The column has a 60-litre capacity, which equates to 40-60 kg of coal depending on the packing density used. Initially the coal temperature rises at the top of the column due to moisture migration and adsorption by the coal. A hotspot then develops below this once sufficient moisture is evaporated from the coal to allow oxygen access. The heating then migrates towards the air inlet as it chases more oxygen to sustain it. This characteristic is often observed in practice, and is predicted by numerical modelling. This means the column is producing a true coal self-heating that for the first time draws together theory and practice.

A recent fourth year student thesis tested coal from the Newlands longwall mine in central Queensland. The aim was to provide tools to better manage the spontaneous combustion hazard at the mine. Newlands coal has been rated as a medium propensity for self-heating.

Analysis of the mine’s drillhole data established relationships between coal quality data and self-heating propensity. The research identified relationships between increasing spontaneous combustion propensity and increasing coal volatile matter, sulphur and moisture content and decreasing ash.

“These trends allow self-heating propensity to be categorized according to geological domains, and therefore coal quality can be used to quantify self-heating propensity,” said John Phillips, during his thesis presentation.

One of the most interesting findings has identified moisture transfer as the governing mechanism in the self-heating process. The column work has also shown that a hot spot migrates to the closest air inlet. Phillips said the results appear to dispel the myth that heating develops around the tail-gate and rather appear towards the maingate, governed by air in-take. However, identifying an underground self-heating prior to the hot spot migrating towards the oxygen source would be very difficult.

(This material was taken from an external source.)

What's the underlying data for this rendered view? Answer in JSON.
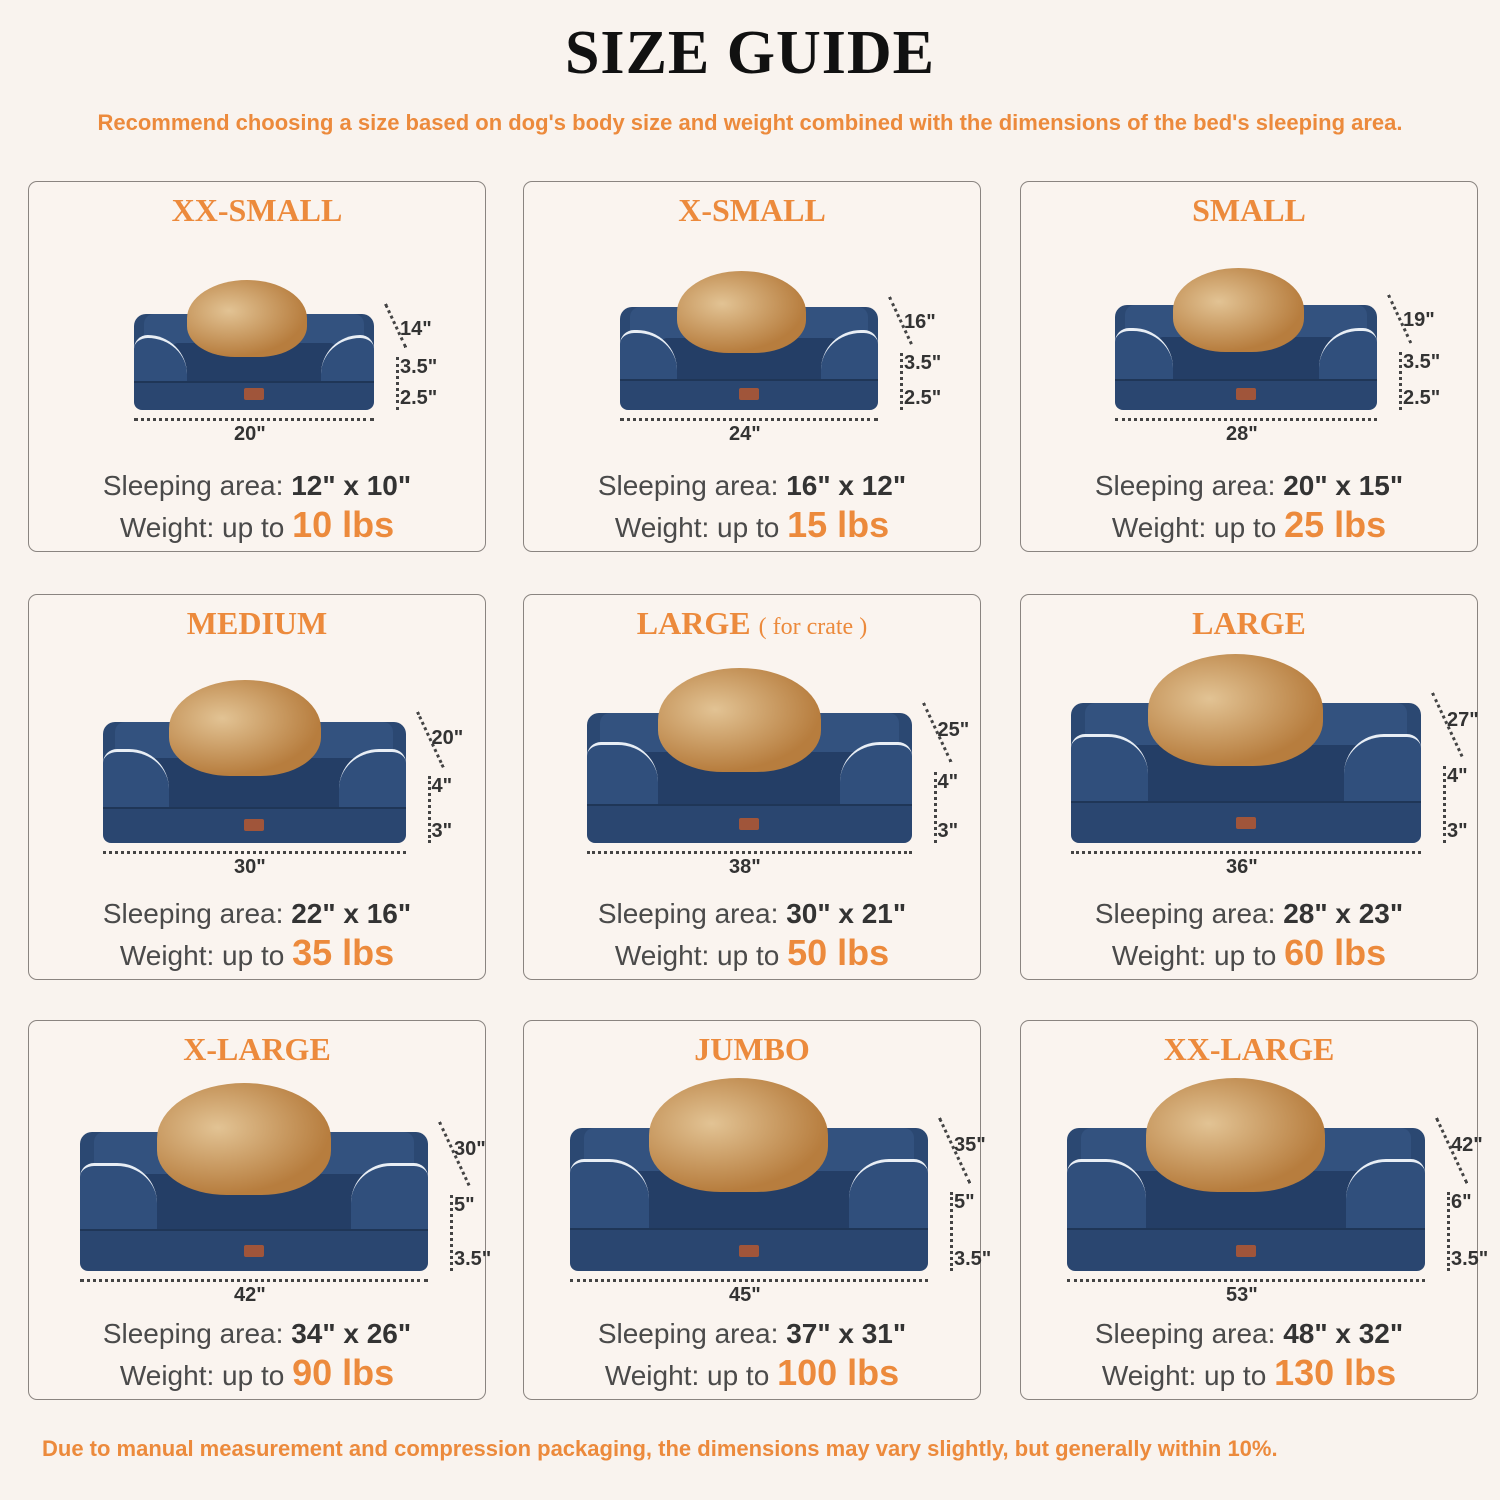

“The column work provides large-scale gas evolution data from a genuine heating accounting for moisture transfer mechanisms,” Phillips said.

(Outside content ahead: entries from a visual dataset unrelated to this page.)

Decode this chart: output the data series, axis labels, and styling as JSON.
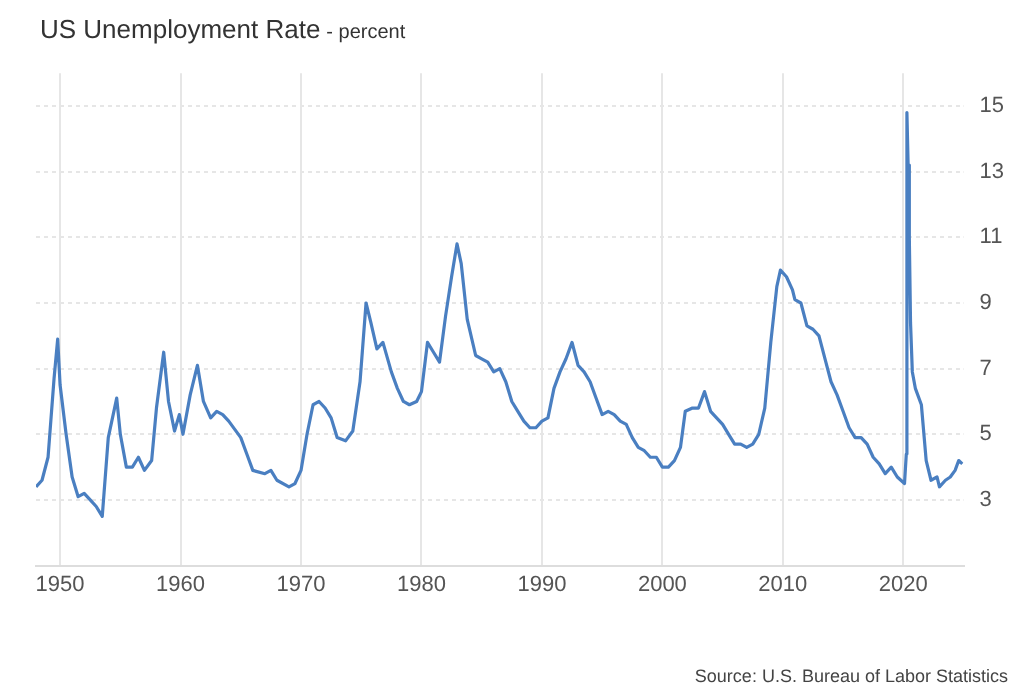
{
  "chart_data": {
    "type": "line",
    "title": "US Unemployment Rate",
    "subtitle": "- percent",
    "annotations": [
      "Source: U.S. Bureau of Labor Statistics"
    ],
    "x": [
      1948.0,
      1948.5,
      1949.0,
      1949.5,
      1949.8,
      1950.0,
      1950.5,
      1951.0,
      1951.5,
      1952.0,
      1952.5,
      1953.0,
      1953.5,
      1954.0,
      1954.7,
      1955.0,
      1955.5,
      1956.0,
      1956.5,
      1957.0,
      1957.6,
      1958.0,
      1958.6,
      1959.0,
      1959.5,
      1959.9,
      1960.2,
      1960.8,
      1961.4,
      1961.9,
      1962.5,
      1963.0,
      1963.5,
      1964.0,
      1965.0,
      1965.5,
      1966.0,
      1967.0,
      1967.5,
      1968.0,
      1969.0,
      1969.5,
      1970.0,
      1970.5,
      1971.0,
      1971.5,
      1972.0,
      1972.5,
      1973.0,
      1973.7,
      1974.3,
      1974.9,
      1975.4,
      1975.8,
      1976.3,
      1976.8,
      1977.5,
      1978.0,
      1978.5,
      1979.0,
      1979.6,
      1980.0,
      1980.5,
      1981.0,
      1981.5,
      1982.0,
      1982.5,
      1982.95,
      1983.3,
      1983.8,
      1984.5,
      1985.0,
      1985.5,
      1986.0,
      1986.5,
      1987.0,
      1987.5,
      1988.0,
      1988.5,
      1989.0,
      1989.5,
      1990.0,
      1990.5,
      1991.0,
      1991.5,
      1992.0,
      1992.5,
      1993.0,
      1993.5,
      1994.0,
      1994.5,
      1995.0,
      1995.5,
      1996.0,
      1996.5,
      1997.0,
      1997.5,
      1998.0,
      1998.5,
      1999.0,
      1999.5,
      2000.0,
      2000.5,
      2001.0,
      2001.5,
      2001.9,
      2002.5,
      2003.0,
      2003.5,
      2004.0,
      2004.5,
      2005.0,
      2005.5,
      2006.0,
      2006.5,
      2007.0,
      2007.5,
      2008.0,
      2008.5,
      2009.0,
      2009.5,
      2009.8,
      2010.3,
      2010.8,
      2011.0,
      2011.5,
      2012.0,
      2012.5,
      2013.0,
      2013.5,
      2014.0,
      2014.5,
      2015.0,
      2015.5,
      2016.0,
      2016.5,
      2017.0,
      2017.5,
      2018.0,
      2018.5,
      2019.0,
      2019.5,
      2020.1,
      2020.25,
      2020.3,
      2020.4,
      2020.5,
      2020.6,
      2020.75,
      2021.0,
      2021.5,
      2021.9,
      2022.3,
      2022.8,
      2023.0,
      2023.5,
      2023.9,
      2024.3,
      2024.6,
      2024.9
    ],
    "series": [
      {
        "color": "#4a7fc1",
        "values": [
          3.4,
          3.6,
          4.3,
          6.7,
          7.9,
          6.5,
          5.0,
          3.7,
          3.1,
          3.2,
          3.0,
          2.8,
          2.5,
          4.9,
          6.1,
          5.0,
          4.0,
          4.0,
          4.3,
          3.9,
          4.2,
          5.8,
          7.5,
          6.0,
          5.1,
          5.6,
          5.0,
          6.2,
          7.1,
          6.0,
          5.5,
          5.7,
          5.6,
          5.4,
          4.9,
          4.4,
          3.9,
          3.8,
          3.9,
          3.6,
          3.4,
          3.5,
          3.9,
          5.0,
          5.9,
          6.0,
          5.8,
          5.5,
          4.9,
          4.8,
          5.1,
          6.6,
          9.0,
          8.4,
          7.6,
          7.8,
          6.9,
          6.4,
          6.0,
          5.9,
          6.0,
          6.3,
          7.8,
          7.5,
          7.2,
          8.6,
          9.8,
          10.8,
          10.2,
          8.5,
          7.4,
          7.3,
          7.2,
          6.9,
          7.0,
          6.6,
          6.0,
          5.7,
          5.4,
          5.2,
          5.2,
          5.4,
          5.5,
          6.4,
          6.9,
          7.3,
          7.8,
          7.1,
          6.9,
          6.6,
          6.1,
          5.6,
          5.7,
          5.6,
          5.4,
          5.3,
          4.9,
          4.6,
          4.5,
          4.3,
          4.3,
          4.0,
          4.0,
          4.2,
          4.6,
          5.7,
          5.8,
          5.8,
          6.3,
          5.7,
          5.5,
          5.3,
          5.0,
          4.7,
          4.7,
          4.6,
          4.7,
          5.0,
          5.8,
          7.8,
          9.5,
          10.0,
          9.8,
          9.4,
          9.1,
          9.0,
          8.3,
          8.2,
          8.0,
          7.3,
          6.6,
          6.2,
          5.7,
          5.2,
          4.9,
          4.9,
          4.7,
          4.3,
          4.1,
          3.8,
          4.0,
          3.7,
          3.5,
          4.4,
          14.8,
          13.2,
          11.0,
          8.4,
          6.9,
          6.4,
          5.9,
          4.2,
          3.6,
          3.7,
          3.4,
          3.6,
          3.7,
          3.9,
          4.2,
          4.1
        ]
      }
    ],
    "xlim": [
      1948,
      2025
    ],
    "xticks": [
      1950,
      1960,
      1970,
      1980,
      1990,
      2000,
      2010,
      2020
    ],
    "ylim": [
      1,
      16
    ],
    "yticks": [
      3,
      5,
      7,
      9,
      11,
      13,
      15
    ],
    "grid": true,
    "legend": false,
    "marker": "none",
    "line_style": "solid"
  }
}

Phillips said various recommendations came out of the findings. He said because there was no universal law governing self-heating, other underground mines would be well served understanding the specific characteristics governing heating at that operation.

In related news, last month the university awarded Dr Beamish funding to study the low-temperature (30-220°C) oxidation of Queensland coals and characterise the gases produced.

“The hypothesis to be tested is ‘Do certain gases or combinations of gases (eg those contributing to fire-stink) produced from low-temperature oxidation of coal provide an early indication of a heating and the stage to which it has developed?’” Beamish said.

Self-heating due to low-temperature oxidation of coal, which leads to spontaneous combustion, has been attributed to three major disasters in Queensland coal mines, resulting in 42 fatalities.